Prof. M. Athar Ali Memorial Lecture organized by Aligarh Historians Society




ALIGARH April 17: Jawhar Sircar, Secretary for Culture, Government of India, while delivering Prof. M. Athar Ali Memorial Lecture organized by Aligarh Historians Society, said that Richard M. Eaton came up with one of the most plausible theories in 1993/1994 explaining the mass conversion to Islam in Bengal in his acclaimed work “The Rise of Islam and the Bengal Frontier”. But Eaton's work hardly touched upon western Bengal, much of which would constitute the later Indian State of West Bengal. It was not adequately prepared to address the question as to why this part of Bengal remained less affected by the same factors that accounted for an Islamic majority mainly in the Eastern two thirds of the province.

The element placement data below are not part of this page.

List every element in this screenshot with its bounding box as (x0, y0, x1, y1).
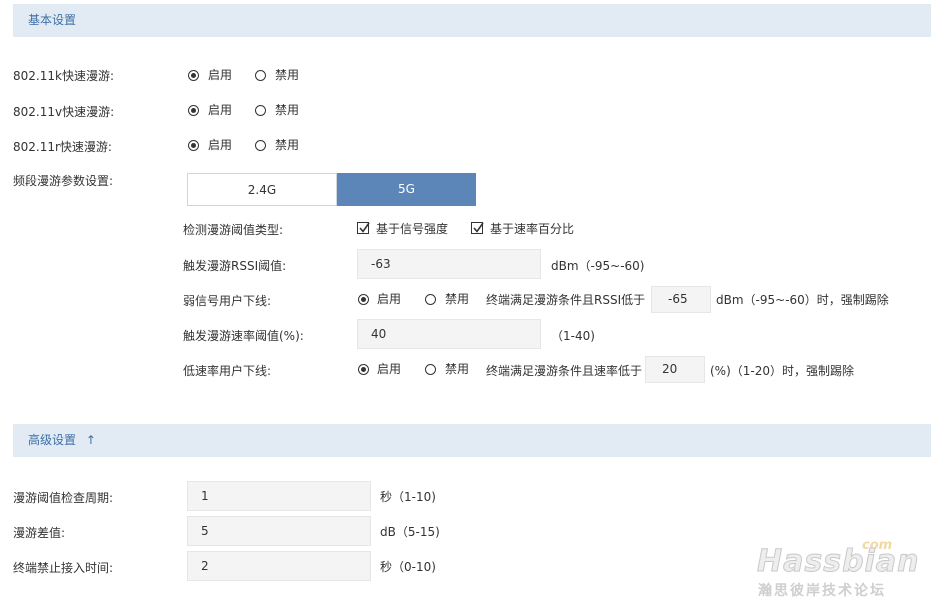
label-80211v: 802.11v快速漫游: (13, 105, 115, 119)
radio-80211k-enable[interactable] (188, 70, 199, 81)
radio-low-enable[interactable] (358, 364, 369, 375)
label-threshold-type: 检测漫游阈值类型: (183, 223, 284, 237)
radio-weak-disable[interactable] (425, 294, 436, 305)
check-period-input[interactable]: 1 (187, 481, 371, 511)
label-80211k: 802.11k快速漫游: (13, 69, 114, 83)
radio-80211v-enable[interactable] (188, 105, 199, 116)
label-rssi-threshold: 触发漫游RSSI阈值: (183, 259, 287, 273)
roam-diff-input[interactable]: 5 (187, 516, 371, 546)
label-roam-diff: 漫游差值: (13, 526, 66, 540)
watermark-forum: 瀚思彼岸技术论坛 (758, 583, 886, 599)
label-80211r-enable: 启用 (208, 138, 233, 152)
check-icon (473, 222, 484, 233)
label-80211r-disable: 禁用 (275, 138, 300, 152)
label-80211r: 802.11r快速漫游: (13, 140, 112, 154)
label-80211v-enable: 启用 (208, 103, 233, 117)
radio-80211k-disable[interactable] (255, 70, 266, 81)
low-rate-desc: 终端满足漫游条件且速率低于 (486, 364, 643, 378)
arrow-up-icon: ↑ (85, 433, 96, 447)
label-rate-threshold: 触发漫游速率阈值(%): (183, 329, 304, 343)
label-band-settings: 频段漫游参数设置: (13, 174, 114, 188)
label-signal-strength: 基于信号强度 (376, 222, 449, 236)
rate-threshold-unit: （1-40) (551, 329, 595, 343)
basic-settings-title: 基本设置 (28, 13, 77, 27)
low-rate-unit: (%)（1-20）时，强制踢除 (710, 364, 855, 378)
advanced-settings-header[interactable]: 高级设置 ↑ (13, 424, 931, 457)
radio-weak-enable[interactable] (358, 294, 369, 305)
tab-2-4g[interactable]: 2.4G (187, 173, 337, 206)
advanced-settings-title: 高级设置 ↑ (28, 424, 96, 457)
ban-time-input[interactable]: 2 (187, 551, 371, 581)
label-80211k-enable: 启用 (208, 68, 233, 82)
basic-settings-header: 基本设置 (13, 4, 931, 37)
watermark-brand: Hassbian (756, 544, 920, 579)
radio-80211r-disable[interactable] (255, 140, 266, 151)
roam-diff-unit: dB（5-15) (380, 525, 440, 539)
check-period-unit: 秒（1-10) (380, 490, 436, 504)
label-rate-percent: 基于速率百分比 (490, 222, 575, 236)
weak-signal-desc: 终端满足漫游条件且RSSI低于 (486, 293, 646, 307)
ban-time-unit: 秒（0-10) (380, 560, 436, 574)
label-80211k-disable: 禁用 (275, 68, 300, 82)
label-weak-enable: 启用 (377, 292, 402, 306)
radio-80211r-enable[interactable] (188, 140, 199, 151)
label-low-rate-kick: 低速率用户下线: (183, 364, 272, 378)
rssi-threshold-unit: dBm（-95~-60) (551, 259, 645, 273)
low-rate-input[interactable]: 20 (645, 356, 705, 383)
checkbox-signal-strength[interactable] (357, 222, 370, 234)
label-low-enable: 启用 (377, 362, 402, 376)
weak-rssi-input[interactable]: -65 (651, 286, 711, 313)
tab-5g[interactable]: 5G (337, 173, 476, 206)
advanced-settings-label: 高级设置 (28, 433, 77, 447)
label-ban-time: 终端禁止接入时间: (13, 561, 114, 575)
checkbox-rate-percent[interactable] (471, 222, 484, 234)
weak-signal-unit: dBm（-95~-60）时，强制踢除 (716, 293, 889, 307)
label-check-period: 漫游阈值检查周期: (13, 491, 114, 505)
radio-80211v-disable[interactable] (255, 105, 266, 116)
label-weak-signal-kick: 弱信号用户下线: (183, 294, 272, 308)
label-80211v-disable: 禁用 (275, 103, 300, 117)
label-weak-disable: 禁用 (445, 292, 470, 306)
rssi-threshold-input[interactable]: -63 (357, 249, 541, 279)
rate-threshold-input[interactable]: 40 (357, 319, 541, 349)
label-low-disable: 禁用 (445, 362, 470, 376)
check-icon (359, 222, 370, 233)
radio-low-disable[interactable] (425, 364, 436, 375)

Sircar tried to build an interesting meta-narrative of the formation of the Hindu identity in medieval western Bengal and to modify a few existing ones, for this specific region. While largely accepting the celebrated Eaton thesis, he raised significant questions about its relevance for the western part of Bengal, where peasantization was led not by charismatic pirs and where it led to the formation of new agricultural castes, within the Hindu fold.

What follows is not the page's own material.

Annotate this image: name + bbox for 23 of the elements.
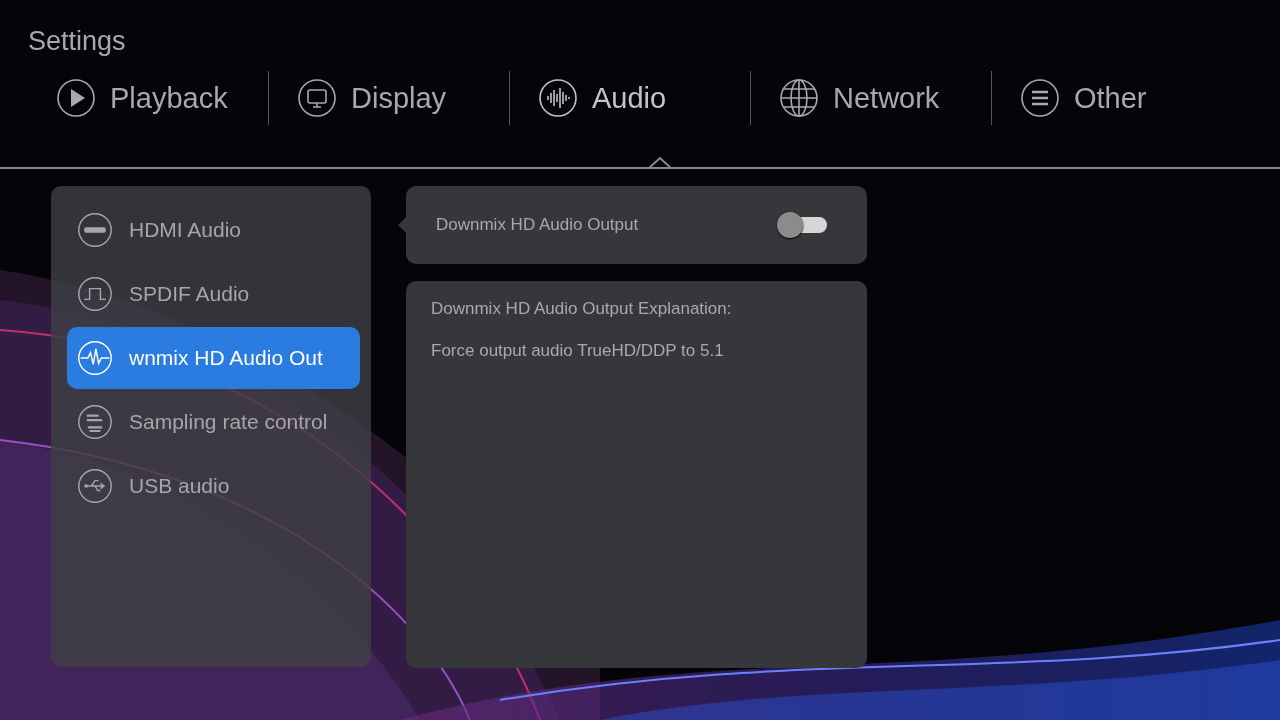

Sircar said the larger impact of the phenomena on religion and demography has been analysed on the time frame of nearly three centuries, while the emergence of the Hindu agricultural castes in the western Bengal has been highlighted, in the context of a more inclusive late-medieval Hinduism in the western Rarh belt. Sircar’s work identifies the overwhelming importance of three phenomena for the western region – the impact of the Chaitanya’s Vaishnava movement, the social significance of the Mangal Kavyas of medieval Bengal in facilitating the acceptance of the local popular deities into a more inclusive Hinduism, and the widespread but late ‘peasantization’ of the Rarh region, by various marginal, antyaja castes. The period chosen for the study spans over early 16th to the mid 18th Century, though some of the processes continue into the post-medieval or early­ modern period, as well.

Welcoming Mr. Sircar, Prof. Shireen Mosvi, Secretary, Aligarh Historians’ Society spoke about the background in which Aligarh Historians Society took birth and carried forward its publications on people’s history of India series. She also expressed gratitude towards Jawhar Sircar for coming over to Aligarh Muslim University to deliver the Lecture despite his preoccupation.

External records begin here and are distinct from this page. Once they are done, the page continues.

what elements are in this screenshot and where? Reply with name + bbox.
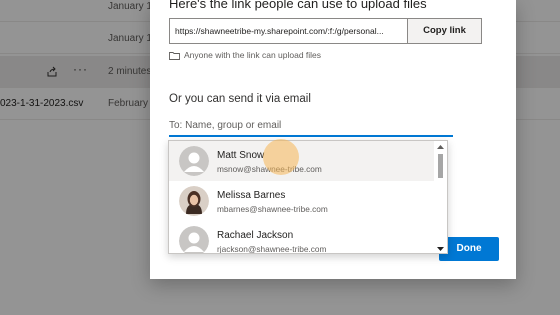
recipient-input-wrapper	[169, 116, 453, 137]
people-suggestions-dropdown: Matt Snow msnow@shawnee-tribe.com Meliss…	[168, 140, 448, 254]
copy-link-button[interactable]: Copy link	[407, 19, 481, 43]
email-section-heading: Or you can send it via email	[169, 93, 311, 105]
suggestion-item[interactable]: Matt Snow msnow@shawnee-tribe.com	[169, 141, 435, 181]
link-field: https://shawneetribe-my.sharepoint.com/:…	[169, 18, 482, 44]
link-url-text[interactable]: https://shawneetribe-my.sharepoint.com/:…	[170, 19, 407, 43]
permission-text: Anyone with the link can upload files	[184, 50, 322, 60]
default-person-icon	[179, 146, 209, 176]
scroll-down-arrow-icon[interactable]	[436, 245, 445, 253]
permission-info[interactable]: Anyone with the link can upload files	[169, 50, 321, 60]
dialog-heading: Here's the link people can use to upload…	[169, 0, 427, 11]
dropdown-scrollbar[interactable]	[434, 141, 447, 253]
suggestion-name: Rachael Jackson	[217, 230, 294, 241]
scroll-up-arrow-icon[interactable]	[436, 143, 445, 151]
scroll-thumb[interactable]	[438, 154, 443, 178]
done-button[interactable]: Done	[439, 237, 499, 261]
suggestion-email: rjackson@shawnee-tribe.com	[217, 244, 327, 254]
recipient-input[interactable]	[169, 120, 453, 131]
suggestion-item[interactable]: Rachael Jackson rjackson@shawnee-tribe.c…	[169, 221, 435, 254]
suggestion-name: Melissa Barnes	[217, 190, 286, 201]
suggestion-email: mbarnes@shawnee-tribe.com	[217, 204, 328, 214]
profile-photo	[179, 186, 209, 216]
folder-icon	[169, 51, 180, 60]
suggestion-item[interactable]: Melissa Barnes mbarnes@shawnee-tribe.com	[169, 181, 435, 221]
suggestion-email: msnow@shawnee-tribe.com	[217, 164, 322, 174]
default-person-icon	[179, 226, 209, 253]
suggestion-name: Matt Snow	[217, 150, 265, 161]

Eminent historian, Padma Vibhushan and Professor Emeritus Irfan Habib familiarized the audience with the monumental work of Sircar. Prof. Habib said that although Prof. Athar Ali was not a Marxist he wrote history on the basis of scientific historical methodology and his works have brought laurels to the Aligarh Muslim University.

Prof. Iqtedar Alam Khan and Dr. Ishrat Alam Joint Secretary, Aligarh Historian Society and Member Secretary, Indian Council for Historical Research were also present.